Model	Params	FLOPs	Test Size	Top-1	+HAT Top-1	Download
ViT-T	5.7M	1.6G	224	72.2	73.3	link
ViT-S	22.1M	4.7G	224	80.1	80.9	link
ViT-B	86.6M	17.6G	224	82.0	83.2	link
Swin-T	28.3M	4.5G	224	81.2	82.0	link
Swin-S	49.6M	8.7G	224	83.0	83.3	link
Swin-B	87.8M	15.4G	224	83.5	84.0	link
VOLO-D1	26.6M	6.8G	224	84.2	84.5	link
VOLO-D1	26.6M	22.8G	384	85.2	85.5	link
VOLO-D5	295.5M	69.0G	224	86.1	86.3	link
VOLO-D5	295.5M	304G	448	87.0	87.2	link
VOLO-D5	295.5M	412G	512	87.1	87.3	link

The result of combining HAT with knowledge distillation in [5] is 84.3% for ViT-B, and it can be downloaded here.

Downstream Tasks

We first pretrain Swin-T/S/B on the ImageNet-1k dataset with our proposed HAT, and then transfer the models to the downstream tasks, including object detection, instance segmentation, and semantic segmentation.

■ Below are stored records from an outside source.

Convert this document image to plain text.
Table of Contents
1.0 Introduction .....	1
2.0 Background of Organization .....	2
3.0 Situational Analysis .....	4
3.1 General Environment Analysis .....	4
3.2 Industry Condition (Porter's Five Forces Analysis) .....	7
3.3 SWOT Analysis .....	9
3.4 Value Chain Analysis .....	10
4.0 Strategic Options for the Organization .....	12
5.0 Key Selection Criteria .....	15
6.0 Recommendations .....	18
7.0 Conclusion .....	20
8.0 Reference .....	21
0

We use the codes in Swin Transformer for Object Detection and Swin Transformer for Semantic Segmentaion, and follow their configurations.

Cascade Mask R-CNN on COCO val 2017

Backbone	Params	FLOPs	Config	AP_box	+HAT AP_box	AP_mask	+HAT AP_mask
Swin-T	86M	745G	config	50.5	50.9	43.7	43.9
Swin-S	107M	838G	config	51.8	52.5	44.7	45.4
Swin-B	145M	982G	config	51.9	52.8	45.0	45.6

UperNet on ADE20K

Backbone	Params	FLOPs	Config	mIoU(MS)	+HAT mIoU(MS)
Swin-T	60M	945G	config	46.1	46.7
Swin-S	81M	1038G	config	49.5	49.7
Swin-B	121M	1088G	config	49.7	50.3

[1] Wightman, R. Pytorch image models. https://github.com/rwightman/pytorch-image-models , 2019.
[2] Yuan, L. et al. Volo: Vision outlooker for visual recognition. arXiv, 2021.
[3] Dosovitskiy, A. et al. An image is worth 16x16 words: Transformers for image recognition at scale. ICLR, 2020.
[4] Liu, Z. et al. Swin transformer: Hierarchical vision transformer using shifted windows. ICCV, 2021.
[5] Touvron H. et al. Training data-efficient image transformers & distillation through attention. ICML, 2021.